Buttet Yannick · Nationalrat · 2013-09-16
Buttet Yannick · Nationalrat · Wallis · Fraktion CVP-EVP · 2013-09-16
Wortprotokoll
Le canton de Nidwald propose que la population d'un canton ou d'une région puisse s'exprimer sur l'installation d'un dépôt de déchets nucléaires en couches géologiques profondes. Cette question a déjà été débattue lors de l'élaboration de la loi sur l'énergie nucléaire, entrée en vigueur le 1er février 2005 et dans laquelle le législateur a sciemment renoncé à intégrer ce droit de veto. Elle a aussi été débattue lors de l'examen de plusieurs interventions parlementaires que nous avons rejetées l'an dernier ici même.

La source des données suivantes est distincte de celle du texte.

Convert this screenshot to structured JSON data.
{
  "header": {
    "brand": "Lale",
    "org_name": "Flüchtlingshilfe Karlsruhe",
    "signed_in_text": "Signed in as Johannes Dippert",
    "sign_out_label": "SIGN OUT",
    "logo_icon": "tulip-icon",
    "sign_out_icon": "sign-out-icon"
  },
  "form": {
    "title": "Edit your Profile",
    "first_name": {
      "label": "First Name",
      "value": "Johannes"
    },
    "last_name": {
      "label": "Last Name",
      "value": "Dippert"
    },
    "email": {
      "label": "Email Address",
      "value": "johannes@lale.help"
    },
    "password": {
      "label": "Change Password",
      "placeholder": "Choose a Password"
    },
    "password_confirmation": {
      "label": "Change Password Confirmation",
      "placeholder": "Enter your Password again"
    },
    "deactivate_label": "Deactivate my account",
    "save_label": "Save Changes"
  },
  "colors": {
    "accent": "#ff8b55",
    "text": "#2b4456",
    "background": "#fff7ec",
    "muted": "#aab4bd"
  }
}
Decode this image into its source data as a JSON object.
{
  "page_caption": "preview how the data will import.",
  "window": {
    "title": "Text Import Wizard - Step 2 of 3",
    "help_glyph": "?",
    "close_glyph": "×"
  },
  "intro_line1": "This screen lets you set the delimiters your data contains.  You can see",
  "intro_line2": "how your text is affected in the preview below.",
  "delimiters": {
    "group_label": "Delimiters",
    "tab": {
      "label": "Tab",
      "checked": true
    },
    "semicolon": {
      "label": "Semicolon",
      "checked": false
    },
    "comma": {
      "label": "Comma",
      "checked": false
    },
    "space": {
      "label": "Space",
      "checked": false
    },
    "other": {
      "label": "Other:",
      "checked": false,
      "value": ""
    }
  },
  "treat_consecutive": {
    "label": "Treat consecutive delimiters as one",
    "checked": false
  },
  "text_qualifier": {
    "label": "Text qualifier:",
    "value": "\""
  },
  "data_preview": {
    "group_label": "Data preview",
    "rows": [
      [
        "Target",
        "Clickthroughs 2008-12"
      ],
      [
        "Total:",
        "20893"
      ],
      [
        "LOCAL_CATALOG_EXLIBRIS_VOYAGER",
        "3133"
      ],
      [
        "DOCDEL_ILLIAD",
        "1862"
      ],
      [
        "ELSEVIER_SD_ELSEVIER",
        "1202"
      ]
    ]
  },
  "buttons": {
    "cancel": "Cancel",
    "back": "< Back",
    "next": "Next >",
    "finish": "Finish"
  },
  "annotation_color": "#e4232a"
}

En effet, le premier critère qui doit compter lorsqu'on recherche un emplacement adapté à un dépôt en couches géologiques profondes, c'est celui de la sécurité. Ce critère doit primer toute autre considération et, si l'avis des populations concernées est essentiel - elles ont d'ailleurs obtenu dans la dernière loi un droit de participation accru à la procédure, un droit de consultation et un droit de recours -, il est indispensable que l'aspect sécuritaire reste au centre des réflexions.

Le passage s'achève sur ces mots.